The first three tracks all run long, around seven minutes each, and they live in the same misty register: trumpet from Christos Stylianides brushing against Adrian Utley's guitar on "Before I Knew," that Lambchop-at-midnight, Daniel Lanois kind of weather. It is gorgeous and it asks for patience, and if the record had stayed there it would be a lovely thing you admire from a distance.

It does not stay there. "Waiting" is where The Ground Above turns into a different and better album. It opens like it is going to be a piano ballad and then a Stax-shaped arrangement walks in, organ and flute and a real backbeat, and Orton stops floating and starts singing like a soul singer who has been hiding in plain sight for thirty years. Far Out's reviewer reached for Cat Power's The Greatest and the comparison is right: there is some Otis in the phrasing, some Nina Simone in the way she lets the line fall where it wants. It is the standout, and it is not close.

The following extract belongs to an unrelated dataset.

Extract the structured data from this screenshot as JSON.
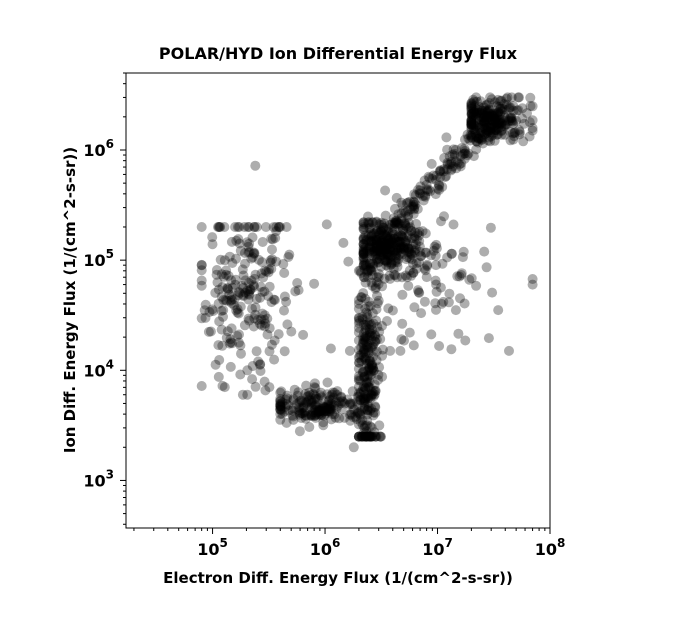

From there the back half loosens up and speeds up. "Cigarette Curls" rides a live rhythm section with Mauro Refosco on congas and three electric guitarists taking turns, Nick Hakim curling harmonies up over the top. The closer, "Otherside," is the big swing, gospel-tinted and built for a "Hey Jude" lift, Orton hitting her largest notes of the record on a chorus that sounds nervous written down and comes out sounding sure: "Tell me you made it through the night / Tell me you made it out alive." She has said the song started from a fact about birds, that the first song at dawn is how they announce they survived the night. That is the album in one image. It opens in grief and ends with something alive and unbothered about naming itself.

The take

The early reviews are landing in a tight band. Album of the Year has it at 76 across its first half-dozen critics, Brooklyn Vegan made it Album of the Week, Our Culture and Far Out both gave it four out of five. I would put it in the same neighborhood and for the same reason most of them are circling: the back half. The opening stretch is beautiful and a little becalmed, three long mood pieces that reward a quiet room and a second listen but never quite grab you by the collar. The moment "Waiting" hits, the record finds its body, and the soul turn it has been hinting at since Weather Alive finally arrives in full.

If there is a knock, it is the sequencing. Putting the three slowest, longest songs up front is a confident move that costs the album some momentum it has to earn back. But this is a small complaint about a record that knows exactly what it is. Orton spent four years and taught herself a new job to make Weather Alive. The Ground Above is the sound of her no longer needing to think about it, of a singer who stopped chasing the pop thing decades ago and circled all the way back to the most direct music of her career. The desert record became a garden record. She planted her feet and grew.